The edition is for movies watched between Dec 5 – 11.
Pulp Fiction (DVD rental; Mon) – For some reason I wanted to revisit this and, you know, it doesn’t quite hold up.
It’s still thrilling in some spots – when Tarantino lets loose and just revels in the joy of moviemaking, such as in the pawnshop scene and the stoned-out milieu at Eric Stoltz‘s drug-den – he’s like a kid in a sandbox.
But at other times he falls prey to his own hubris. The sequence in which he’s cast himself with Harvey Keitel is unbearable, for instance, and the diner robbery with Amanda Plummer and Tim Roth that bookends the flick is just a whole lot of scenery chewing.
In fact, for all of the director/writer’s much-vaunted dialogue, much of Pulp Fiction‘s chit-chat is just hot air, though of an above-average quality. Tarantino would go on to write much better scenes, if not whole movies, than anything in Pulp Fiction.
Incendies (DVD rental; Tues) – Canada’s entry for last year’s Best Foreign Language Film category at the Academy Awards, this play-based nail-biter looks at the aftermath of war with many unusual, and finally heartbreaking, twists and turns. One of those movies you don’t want to say too much about, just grab people by the lapels and say, “Watch this.”
Carnage (press screening; Wed): Roman Polanski directs a movie based on a hit Broadway play from last year. I was riveted by the fast-paced dialogue, the jockeying for the moral upper-hand between the four New Yorkers, and particularly by Christoph Waltz‘s edge-of-calm, teeth-grinding performance, but critics have taken a seen-it-all-before stance to the story’s themes.
The King of Comedy (DVD rental) – This unjustly overlooked and at the time seemingly out-of-character movie from Martin Scorsese is a character study, really, though I remember it more as a kidnapping film – but the kidnapping doesn’t happen until halfway through.

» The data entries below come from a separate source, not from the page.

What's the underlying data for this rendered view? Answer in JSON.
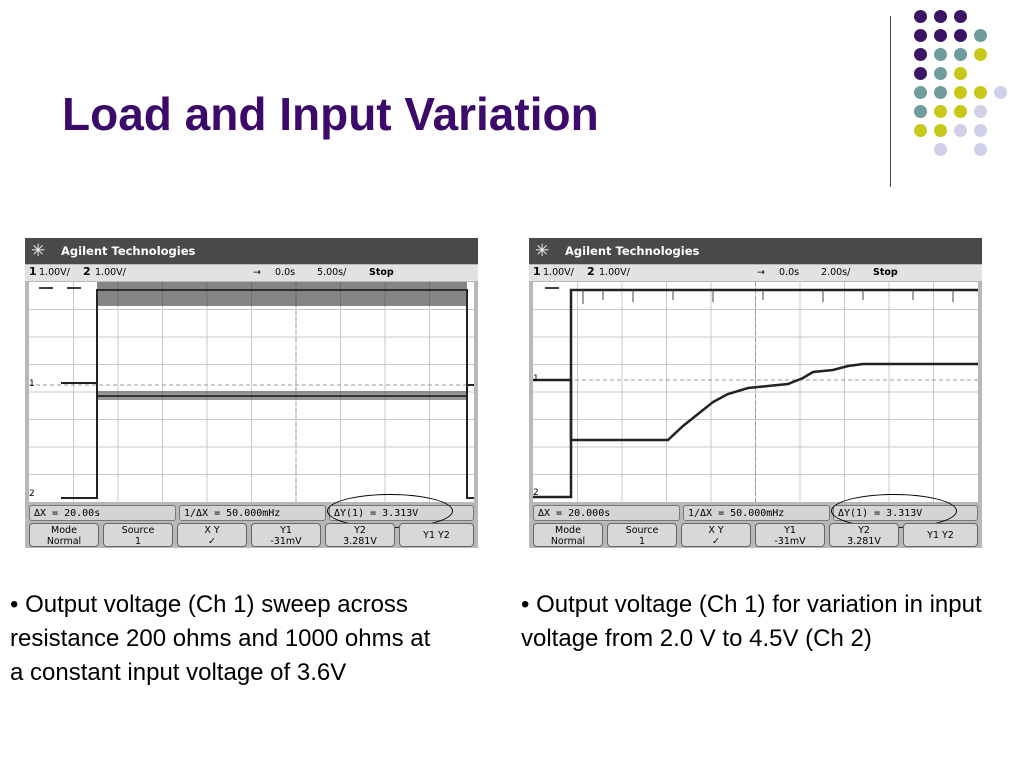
{
  "slide": {
    "title": "Load and Input Variation",
    "title_color": "#3b0a6b",
    "dot_colors": {
      "purple": "#3b1466",
      "teal": "#6f9c9c",
      "yellow": "#c8c81a",
      "lavender": "#d0d0e8"
    }
  },
  "scopes": [
    {
      "brand": "Agilent Technologies",
      "ch1_label": "1",
      "ch1_scale": "1.00V/",
      "ch2_label": "2",
      "ch2_scale": "1.00V/",
      "trig_arrow": "→",
      "time_offset": "0.0s",
      "time_div": "5.00s/",
      "run_state": "Stop",
      "delta_x": "ΔX = 20.00s",
      "inv_delta_x": "1/ΔX = 50.000mHz",
      "delta_y": "ΔY(1) = 3.313V",
      "softkeys": [
        {
          "top": "Mode",
          "bottom": "Normal"
        },
        {
          "top": "Source",
          "bottom": "1"
        },
        {
          "top": "X    Y",
          "bottom": "✓"
        },
        {
          "top": "Y1",
          "bottom": "-31mV"
        },
        {
          "top": "Y2",
          "bottom": "3.281V"
        },
        {
          "top": "Y1  Y2",
          "bottom": ""
        }
      ],
      "caption": "• Output voltage (Ch 1) sweep across resistance 200 ohms and 1000 ohms at a constant input voltage of 3.6V"
    },
    {
      "brand": "Agilent Technologies",
      "ch1_label": "1",
      "ch1_scale": "1.00V/",
      "ch2_label": "2",
      "ch2_scale": "1.00V/",
      "trig_arrow": "→",
      "time_offset": "0.0s",
      "time_div": "2.00s/",
      "run_state": "Stop",
      "delta_x": "ΔX = 20.000s",
      "inv_delta_x": "1/ΔX = 50.000mHz",
      "delta_y": "ΔY(1) = 3.313V",
      "softkeys": [
        {
          "top": "Mode",
          "bottom": "Normal"
        },
        {
          "top": "Source",
          "bottom": "1"
        },
        {
          "top": "X    Y",
          "bottom": "✓"
        },
        {
          "top": "Y1",
          "bottom": "-31mV"
        },
        {
          "top": "Y2",
          "bottom": "3.281V"
        },
        {
          "top": "Y1  Y2",
          "bottom": ""
        }
      ],
      "caption": "• Output voltage (Ch 1) for variation in input voltage from 2.0 V to 4.5V (Ch 2)"
    }
  ]
}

Robert De Niro is mesmerizing as the delusional comedian of the title, Rupert Pupkin, and Sandra Bernhard has a comic, slapstick-y presence that has never been better utilized; it’s like she was born 50 years too late, after the era of the great screwball comedies.

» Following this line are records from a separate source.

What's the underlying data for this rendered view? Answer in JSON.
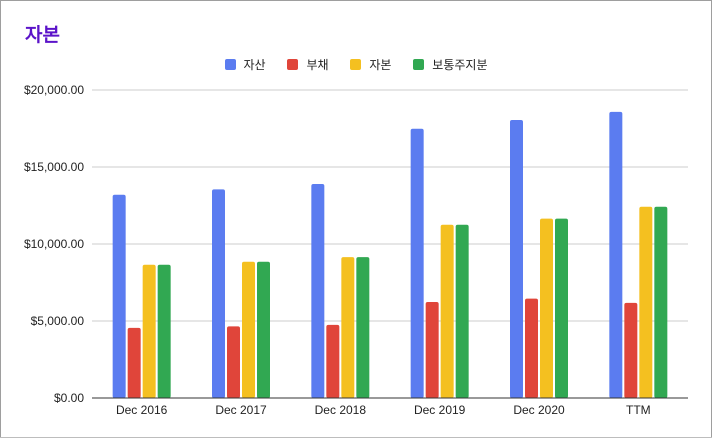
{
  "title": "자본",
  "colors": {
    "title": "#5b13c9",
    "series": [
      "#5b7cf0",
      "#e0453a",
      "#f4c020",
      "#31a852"
    ],
    "grid": "#cccccc",
    "axis": "#333333"
  },
  "chart_data": {
    "type": "bar",
    "title": "자본",
    "categories": [
      "Dec 2016",
      "Dec 2017",
      "Dec 2018",
      "Dec 2019",
      "Dec 2020",
      "TTM"
    ],
    "series": [
      {
        "name": "자산",
        "values": [
          13200,
          13550,
          13900,
          17480,
          18050,
          18580
        ]
      },
      {
        "name": "부채",
        "values": [
          4550,
          4650,
          4750,
          6230,
          6450,
          6180
        ]
      },
      {
        "name": "자본",
        "values": [
          8650,
          8850,
          9150,
          11250,
          11650,
          12420
        ]
      },
      {
        "name": "보통주지분",
        "values": [
          8650,
          8850,
          9150,
          11250,
          11650,
          12420
        ]
      }
    ],
    "y_ticks": [
      "$0.00",
      "$5,000.00",
      "$10,000.00",
      "$15,000.00",
      "$20,000.00"
    ],
    "ylim": [
      0,
      20000
    ],
    "legend_position": "top",
    "grid": true
  }
}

Though it had been years since I’d seen it, there are moments – Pupkin waiting to see the talk show host played by Jerry Lewis at the host’s TV studio office, invading the Lewis character’s summer home – that have stayed with me all these years. Still a terrific film, and a great snapshot of the ’80s, too (members of The Clash make cameos on a street scene!).
One Magic Christmas (YouTube, Fri – Sat) – One of my girlfriend’s favourite Christmas movies growing up, One Magic Christmas (1984) piles on the tragic events in this tear-jerking twist on It’s a Wonderful Life.
Mary Steenburgen, Harry Dean Stanton and a moppet-ish Sarah Polley star in this cardboard-looking, Ontario-shot Disney-Telefilm Canada co-production, but darned if it isn’t kind of affecting. Directed by Philip Borsos (the Whistler Film Festival named an award after him).